Sifaoui c. Entretien ménager de la Capitale inc., 2023 QCTAT 4587 (juge administratif Christian Drolet)
Billet rédigé par Jean-François Demers, en collaboration avec Julien Thibault
Le Tribunal administratif du travail (« TAT ») examine ici une demande en révision d’une requête en fixation du quantum.
Il s’agit d’un dossier où le salarié a eu gain de cause devant le TAT, qui a accueilli sa plainte pour pratique interdite. En effet, sur le fond du dossier, le TAT a reconnu que le salarié avait été victime d’un congédiement illégal en raison de l’exercice de droits lui résultant de la Loi sur les normes du travail, à savoir une absence pour cause de maladie et la dénonciation d’une situation de harcèlement. Par conséquent, le TAT a annulé son congédiement et ordonné sa réintégration ainsi que le versement de l’équivalent du salaire et des autres avantages dont l’a privé son congédiement illégal.
Le salarié dépose ensuite une requête en fixation du quantum par laquelle il réclame la totalité du salaire perdu entre la date du congédiement et le jour précédant celui de sa réintégration. Ici encore, le Tribunal fait droit à sa réclamation.
L’employeur demande la révision de cette dernière décision au motif que le premier juge administratif (« TAT- 1 ») n’a pas répondu à ses principaux arguments selon lesquels le salarié a manqué à son obligation de mitiger ses dommages. Devant TAT-1, l’employeur a soutenu que que plusieurs emplois étaient disponibles au moment des faits en litige et que les démarches que le demandeur a effectuées pour se trouver un nouvel emploi étaient insuffisantes.
Le juge administratif siégeant en révision (« TAT-2 ») rappelle que le pouvoir de réparation qui s’applique en cas de plainte pour pratique interdite est celui prévu à l’article 15 du Code du travail. Or, tout comme TAT-1, TAT-2 estime que l’obligation de minimiser ses dommages dans ce cas est différente de celle applicable dans les cas de recours pour congédiement sans cause juste et suffisante. Puisque TAT-1 a déjà conclu que le salarié avait été victime d’un abus de droit de la part de l’employeur, le montant qui lui est accordé est de nature indemnitaire et non rémunératrice. Par ailleurs, contrairement à l’article 128(2o) de la Loi sur les normes du travail, qui traite des pouvoirs du Tribunal en cas de congédiement sans cause juste et suffisante, l’article 15a) du Code du travail n’accorde aucune discrétion permettant au décideur de réduire l’indemnité.
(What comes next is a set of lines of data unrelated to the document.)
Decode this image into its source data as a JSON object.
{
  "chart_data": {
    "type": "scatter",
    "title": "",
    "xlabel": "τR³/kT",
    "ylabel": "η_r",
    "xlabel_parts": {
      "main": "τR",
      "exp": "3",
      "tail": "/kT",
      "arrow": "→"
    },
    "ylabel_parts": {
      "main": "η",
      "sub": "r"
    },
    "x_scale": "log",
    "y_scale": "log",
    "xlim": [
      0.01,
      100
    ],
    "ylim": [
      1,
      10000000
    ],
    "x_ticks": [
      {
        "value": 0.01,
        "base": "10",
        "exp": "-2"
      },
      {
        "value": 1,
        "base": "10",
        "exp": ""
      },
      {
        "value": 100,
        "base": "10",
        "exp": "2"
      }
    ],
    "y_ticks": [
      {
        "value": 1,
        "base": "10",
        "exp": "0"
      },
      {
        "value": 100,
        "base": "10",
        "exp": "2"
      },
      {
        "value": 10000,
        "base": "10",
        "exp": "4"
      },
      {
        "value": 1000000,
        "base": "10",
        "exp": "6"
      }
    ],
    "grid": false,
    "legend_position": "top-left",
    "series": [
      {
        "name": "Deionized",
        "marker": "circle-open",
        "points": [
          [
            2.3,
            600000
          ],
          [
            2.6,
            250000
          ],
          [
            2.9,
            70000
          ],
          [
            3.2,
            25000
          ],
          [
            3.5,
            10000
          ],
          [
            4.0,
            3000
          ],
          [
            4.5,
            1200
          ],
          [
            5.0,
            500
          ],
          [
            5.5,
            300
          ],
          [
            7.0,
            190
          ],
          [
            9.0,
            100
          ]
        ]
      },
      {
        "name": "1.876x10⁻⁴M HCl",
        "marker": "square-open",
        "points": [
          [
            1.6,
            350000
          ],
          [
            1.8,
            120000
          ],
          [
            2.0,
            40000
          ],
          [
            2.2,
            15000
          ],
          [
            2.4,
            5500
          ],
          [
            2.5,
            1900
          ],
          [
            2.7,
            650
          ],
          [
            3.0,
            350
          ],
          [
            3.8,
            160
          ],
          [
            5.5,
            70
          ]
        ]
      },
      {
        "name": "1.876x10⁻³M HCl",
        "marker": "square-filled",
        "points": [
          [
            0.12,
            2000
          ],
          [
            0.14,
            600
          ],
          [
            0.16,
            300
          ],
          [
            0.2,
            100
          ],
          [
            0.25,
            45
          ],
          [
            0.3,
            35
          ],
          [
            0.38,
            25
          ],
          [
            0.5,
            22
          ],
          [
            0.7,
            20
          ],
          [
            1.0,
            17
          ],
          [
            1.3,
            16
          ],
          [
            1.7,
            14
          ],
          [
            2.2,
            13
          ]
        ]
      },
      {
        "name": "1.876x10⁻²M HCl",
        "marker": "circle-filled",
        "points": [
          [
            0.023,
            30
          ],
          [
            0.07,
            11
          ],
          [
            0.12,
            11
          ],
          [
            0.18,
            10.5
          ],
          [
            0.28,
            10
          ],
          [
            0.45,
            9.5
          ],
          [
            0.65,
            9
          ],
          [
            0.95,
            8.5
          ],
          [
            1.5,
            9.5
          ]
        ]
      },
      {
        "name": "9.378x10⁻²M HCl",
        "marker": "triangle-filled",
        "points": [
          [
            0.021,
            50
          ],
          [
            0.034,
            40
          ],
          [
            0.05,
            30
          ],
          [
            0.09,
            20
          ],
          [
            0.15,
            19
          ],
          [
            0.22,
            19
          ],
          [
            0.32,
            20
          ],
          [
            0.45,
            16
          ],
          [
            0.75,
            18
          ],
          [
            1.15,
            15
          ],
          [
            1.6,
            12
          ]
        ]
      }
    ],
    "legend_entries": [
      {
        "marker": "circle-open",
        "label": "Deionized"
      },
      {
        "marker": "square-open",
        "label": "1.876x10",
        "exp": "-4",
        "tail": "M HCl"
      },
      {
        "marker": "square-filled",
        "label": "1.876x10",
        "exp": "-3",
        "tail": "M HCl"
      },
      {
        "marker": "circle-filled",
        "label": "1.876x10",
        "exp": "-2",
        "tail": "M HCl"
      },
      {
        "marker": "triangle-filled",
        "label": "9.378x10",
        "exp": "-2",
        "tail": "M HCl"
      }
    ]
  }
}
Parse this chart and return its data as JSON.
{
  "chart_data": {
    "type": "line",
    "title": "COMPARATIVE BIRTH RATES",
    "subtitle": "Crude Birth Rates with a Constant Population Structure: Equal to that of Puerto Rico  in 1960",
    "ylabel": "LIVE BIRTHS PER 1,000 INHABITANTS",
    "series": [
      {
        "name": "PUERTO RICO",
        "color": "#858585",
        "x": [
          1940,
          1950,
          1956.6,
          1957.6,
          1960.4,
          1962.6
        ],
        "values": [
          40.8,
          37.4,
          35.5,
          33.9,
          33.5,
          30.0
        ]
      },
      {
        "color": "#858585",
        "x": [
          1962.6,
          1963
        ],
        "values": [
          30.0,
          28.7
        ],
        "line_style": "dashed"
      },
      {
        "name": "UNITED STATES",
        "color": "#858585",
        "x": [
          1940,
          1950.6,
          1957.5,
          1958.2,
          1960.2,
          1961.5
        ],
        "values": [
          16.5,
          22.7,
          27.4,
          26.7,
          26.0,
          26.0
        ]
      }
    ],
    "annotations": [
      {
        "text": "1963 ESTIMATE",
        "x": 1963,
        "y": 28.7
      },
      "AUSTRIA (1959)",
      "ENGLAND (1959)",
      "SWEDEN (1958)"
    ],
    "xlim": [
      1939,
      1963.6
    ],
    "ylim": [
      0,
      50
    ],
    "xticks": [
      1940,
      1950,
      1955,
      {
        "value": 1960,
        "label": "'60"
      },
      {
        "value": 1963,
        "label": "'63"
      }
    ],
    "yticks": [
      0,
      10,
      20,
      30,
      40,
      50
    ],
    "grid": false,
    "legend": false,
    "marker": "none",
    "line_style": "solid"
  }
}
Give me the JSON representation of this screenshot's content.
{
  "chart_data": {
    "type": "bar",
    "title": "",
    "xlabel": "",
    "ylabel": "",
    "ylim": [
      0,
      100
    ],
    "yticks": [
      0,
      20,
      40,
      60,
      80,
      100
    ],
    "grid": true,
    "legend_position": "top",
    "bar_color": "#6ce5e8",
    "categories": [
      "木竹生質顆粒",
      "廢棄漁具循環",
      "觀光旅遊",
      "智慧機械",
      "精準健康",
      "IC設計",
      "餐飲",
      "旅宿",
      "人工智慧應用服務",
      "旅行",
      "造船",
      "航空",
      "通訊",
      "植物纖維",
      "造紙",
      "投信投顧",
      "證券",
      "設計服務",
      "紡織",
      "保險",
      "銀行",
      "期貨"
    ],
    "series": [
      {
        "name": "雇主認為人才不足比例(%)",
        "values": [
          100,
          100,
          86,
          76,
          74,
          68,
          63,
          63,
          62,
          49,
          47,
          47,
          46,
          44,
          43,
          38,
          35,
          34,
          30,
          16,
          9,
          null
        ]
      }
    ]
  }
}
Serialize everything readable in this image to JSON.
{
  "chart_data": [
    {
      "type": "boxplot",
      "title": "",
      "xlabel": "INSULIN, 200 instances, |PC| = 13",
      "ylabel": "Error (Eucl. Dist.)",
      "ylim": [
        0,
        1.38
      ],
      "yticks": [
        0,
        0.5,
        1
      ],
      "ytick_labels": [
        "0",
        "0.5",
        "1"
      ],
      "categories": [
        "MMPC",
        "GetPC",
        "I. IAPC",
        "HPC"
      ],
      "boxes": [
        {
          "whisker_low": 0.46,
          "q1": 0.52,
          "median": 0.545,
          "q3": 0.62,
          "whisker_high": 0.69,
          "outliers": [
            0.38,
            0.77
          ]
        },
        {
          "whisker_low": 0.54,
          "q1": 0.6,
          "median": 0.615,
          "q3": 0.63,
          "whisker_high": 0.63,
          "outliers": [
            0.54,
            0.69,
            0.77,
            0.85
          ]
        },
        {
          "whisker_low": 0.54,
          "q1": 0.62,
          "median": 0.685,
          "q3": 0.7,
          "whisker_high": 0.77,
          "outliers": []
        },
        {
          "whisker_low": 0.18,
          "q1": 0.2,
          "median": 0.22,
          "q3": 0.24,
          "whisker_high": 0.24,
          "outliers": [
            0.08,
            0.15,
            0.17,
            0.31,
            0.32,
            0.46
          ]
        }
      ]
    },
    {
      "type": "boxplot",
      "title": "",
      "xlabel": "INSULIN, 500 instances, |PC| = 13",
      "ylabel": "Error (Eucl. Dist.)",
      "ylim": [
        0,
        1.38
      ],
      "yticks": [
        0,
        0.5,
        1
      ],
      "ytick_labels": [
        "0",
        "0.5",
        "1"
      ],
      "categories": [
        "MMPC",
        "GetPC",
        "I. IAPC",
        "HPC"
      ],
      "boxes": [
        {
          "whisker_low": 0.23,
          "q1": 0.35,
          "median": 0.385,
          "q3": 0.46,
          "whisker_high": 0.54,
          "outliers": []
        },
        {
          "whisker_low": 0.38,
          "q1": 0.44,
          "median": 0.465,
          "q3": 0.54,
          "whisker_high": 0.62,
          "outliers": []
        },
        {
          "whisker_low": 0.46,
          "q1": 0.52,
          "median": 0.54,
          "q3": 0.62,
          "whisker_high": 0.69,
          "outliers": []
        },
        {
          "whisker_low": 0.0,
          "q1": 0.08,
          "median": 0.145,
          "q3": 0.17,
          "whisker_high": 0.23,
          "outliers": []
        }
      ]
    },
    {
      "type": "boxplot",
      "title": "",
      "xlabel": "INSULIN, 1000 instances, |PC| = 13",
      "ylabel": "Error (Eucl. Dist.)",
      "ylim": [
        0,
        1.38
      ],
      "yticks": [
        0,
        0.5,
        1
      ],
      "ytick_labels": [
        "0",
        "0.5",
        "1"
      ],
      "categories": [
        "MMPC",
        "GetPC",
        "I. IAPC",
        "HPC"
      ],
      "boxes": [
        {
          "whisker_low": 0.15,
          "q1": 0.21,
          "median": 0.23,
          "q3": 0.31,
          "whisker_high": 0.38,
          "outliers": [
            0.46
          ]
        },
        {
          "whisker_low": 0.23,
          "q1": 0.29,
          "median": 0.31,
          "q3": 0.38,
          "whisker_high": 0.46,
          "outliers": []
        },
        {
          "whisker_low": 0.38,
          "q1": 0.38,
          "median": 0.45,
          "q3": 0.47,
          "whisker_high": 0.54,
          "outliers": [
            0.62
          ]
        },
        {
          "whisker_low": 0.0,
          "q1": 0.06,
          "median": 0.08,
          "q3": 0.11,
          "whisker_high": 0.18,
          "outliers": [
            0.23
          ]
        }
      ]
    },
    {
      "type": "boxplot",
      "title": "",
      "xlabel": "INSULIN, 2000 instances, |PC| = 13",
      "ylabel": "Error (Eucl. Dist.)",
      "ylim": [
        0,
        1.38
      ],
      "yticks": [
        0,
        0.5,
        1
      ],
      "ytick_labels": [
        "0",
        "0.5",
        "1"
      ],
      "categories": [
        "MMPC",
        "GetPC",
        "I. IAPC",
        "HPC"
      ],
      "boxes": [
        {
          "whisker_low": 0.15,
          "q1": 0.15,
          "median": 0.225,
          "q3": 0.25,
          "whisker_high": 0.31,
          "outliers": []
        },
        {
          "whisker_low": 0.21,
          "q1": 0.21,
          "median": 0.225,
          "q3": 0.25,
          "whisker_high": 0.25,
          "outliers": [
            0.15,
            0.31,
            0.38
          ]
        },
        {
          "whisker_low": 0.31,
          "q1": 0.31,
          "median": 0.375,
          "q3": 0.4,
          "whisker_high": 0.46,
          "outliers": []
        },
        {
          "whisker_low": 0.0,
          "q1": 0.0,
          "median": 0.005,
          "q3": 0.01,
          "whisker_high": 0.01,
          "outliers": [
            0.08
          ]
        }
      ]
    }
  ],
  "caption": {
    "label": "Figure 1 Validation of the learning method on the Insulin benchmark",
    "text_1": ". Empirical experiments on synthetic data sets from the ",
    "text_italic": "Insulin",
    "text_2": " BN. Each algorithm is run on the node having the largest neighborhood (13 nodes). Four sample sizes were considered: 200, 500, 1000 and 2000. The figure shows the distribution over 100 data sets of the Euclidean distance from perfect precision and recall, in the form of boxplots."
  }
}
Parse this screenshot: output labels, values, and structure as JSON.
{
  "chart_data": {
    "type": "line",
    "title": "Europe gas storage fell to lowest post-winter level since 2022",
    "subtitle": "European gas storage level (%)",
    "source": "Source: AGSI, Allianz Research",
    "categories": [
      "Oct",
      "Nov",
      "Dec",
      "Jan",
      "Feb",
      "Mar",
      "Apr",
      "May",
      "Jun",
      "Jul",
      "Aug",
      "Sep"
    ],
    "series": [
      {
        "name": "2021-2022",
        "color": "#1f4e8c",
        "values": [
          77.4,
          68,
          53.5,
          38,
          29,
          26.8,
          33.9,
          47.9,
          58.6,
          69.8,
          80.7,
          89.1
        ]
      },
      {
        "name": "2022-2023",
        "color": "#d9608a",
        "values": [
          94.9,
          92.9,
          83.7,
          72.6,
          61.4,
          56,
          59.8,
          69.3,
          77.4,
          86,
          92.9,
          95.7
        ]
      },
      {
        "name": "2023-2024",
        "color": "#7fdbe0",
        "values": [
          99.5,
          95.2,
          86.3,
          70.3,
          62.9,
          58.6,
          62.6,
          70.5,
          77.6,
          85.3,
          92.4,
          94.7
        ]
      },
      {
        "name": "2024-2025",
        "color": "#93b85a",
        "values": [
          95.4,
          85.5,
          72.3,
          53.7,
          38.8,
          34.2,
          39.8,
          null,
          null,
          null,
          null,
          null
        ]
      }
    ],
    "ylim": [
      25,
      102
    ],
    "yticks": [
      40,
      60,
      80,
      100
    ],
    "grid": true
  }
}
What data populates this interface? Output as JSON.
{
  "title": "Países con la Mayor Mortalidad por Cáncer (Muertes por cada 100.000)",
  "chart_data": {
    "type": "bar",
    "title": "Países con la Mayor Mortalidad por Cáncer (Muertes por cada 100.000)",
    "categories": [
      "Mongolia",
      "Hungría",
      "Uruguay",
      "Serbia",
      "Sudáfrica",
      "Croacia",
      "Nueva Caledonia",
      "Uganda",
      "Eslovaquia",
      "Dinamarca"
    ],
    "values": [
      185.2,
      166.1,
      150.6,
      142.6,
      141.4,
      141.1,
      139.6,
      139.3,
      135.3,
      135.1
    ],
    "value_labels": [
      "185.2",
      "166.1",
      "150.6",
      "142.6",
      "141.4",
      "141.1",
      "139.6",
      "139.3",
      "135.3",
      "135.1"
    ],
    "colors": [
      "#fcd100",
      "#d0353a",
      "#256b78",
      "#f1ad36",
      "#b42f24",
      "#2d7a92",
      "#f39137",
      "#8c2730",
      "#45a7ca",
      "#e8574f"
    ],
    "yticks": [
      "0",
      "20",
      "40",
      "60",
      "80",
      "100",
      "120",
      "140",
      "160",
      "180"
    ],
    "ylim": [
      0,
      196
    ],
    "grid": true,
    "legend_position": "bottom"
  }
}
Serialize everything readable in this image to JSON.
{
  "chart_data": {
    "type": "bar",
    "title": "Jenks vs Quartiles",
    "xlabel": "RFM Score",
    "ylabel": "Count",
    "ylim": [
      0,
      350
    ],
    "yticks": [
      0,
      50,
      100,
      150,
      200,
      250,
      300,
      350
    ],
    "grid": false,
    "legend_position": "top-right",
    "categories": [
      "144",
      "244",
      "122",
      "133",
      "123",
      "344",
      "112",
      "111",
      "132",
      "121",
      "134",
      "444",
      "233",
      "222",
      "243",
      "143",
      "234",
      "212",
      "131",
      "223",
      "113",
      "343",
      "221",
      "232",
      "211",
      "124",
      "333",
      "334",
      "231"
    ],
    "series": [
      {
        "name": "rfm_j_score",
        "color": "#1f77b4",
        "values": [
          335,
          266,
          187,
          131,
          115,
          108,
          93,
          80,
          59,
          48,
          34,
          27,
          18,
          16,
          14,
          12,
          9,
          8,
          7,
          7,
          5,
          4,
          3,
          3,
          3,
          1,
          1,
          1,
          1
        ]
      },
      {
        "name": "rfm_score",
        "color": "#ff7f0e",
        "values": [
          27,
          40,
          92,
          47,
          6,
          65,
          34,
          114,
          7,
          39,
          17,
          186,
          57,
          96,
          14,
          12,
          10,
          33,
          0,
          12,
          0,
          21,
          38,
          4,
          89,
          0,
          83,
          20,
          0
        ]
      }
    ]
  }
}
Par conséquent, TAT-2 confirme la conclusion de TAT-1 voulant que ce n’est que dans des circonstances exceptionnelles qu’il est possible de réduire l’indemnité fixée en vertu de l’article 15 du Code du travail et qu’il ne peut le faire qu’en vertu du pouvoir général prévu à l’article 9(5o) de la Loi instituant le Tribunal administratif du travail, soit celui de rendre toute décision qu’il juge appropriée.
En l’espèce, TAT-1 soulignait dans sa décision que le demandeur était un travailleur immigrant ne détenant qu’un permis de travail fermé et dont les agissements ne révélaient aucun signe d’abus. Dans la même lignée, TAT-2 conclut qu’il n’existe pas de circonstances exceptionnelles qui auraient justifié la réduction de l’indemnité accordée au travailleur
Estimant que la décision de TAT-1 n’est entachée d’aucun vice de fond au sens de l’article 49 LITAT, TAT-2 rejette la demande de l’employeur.
Cette décision rappelle, à juste titre, que l’obligation de mitigation des dommages en est une à géométrie variable, dont l’intensité n’est pas nécessairement la même dans le cadre d’une plainte contestant une pratique interdite en vertu de l’article 122 de la LNT que dans le cadre d’autres recours (notamment un recours en vertu des articles 2091 et suivants du Code civil du Québec). Par ailleurs, le raisonnement du TAT démontre une certaine sensibilité aux réalités particulières vécues par les travailleuses et travailleurs migrants qui ne détiennent qu’un permis de travail fermé, ce qui a nécessairement un impact important sur leur capacité à se trouver un autre emploi.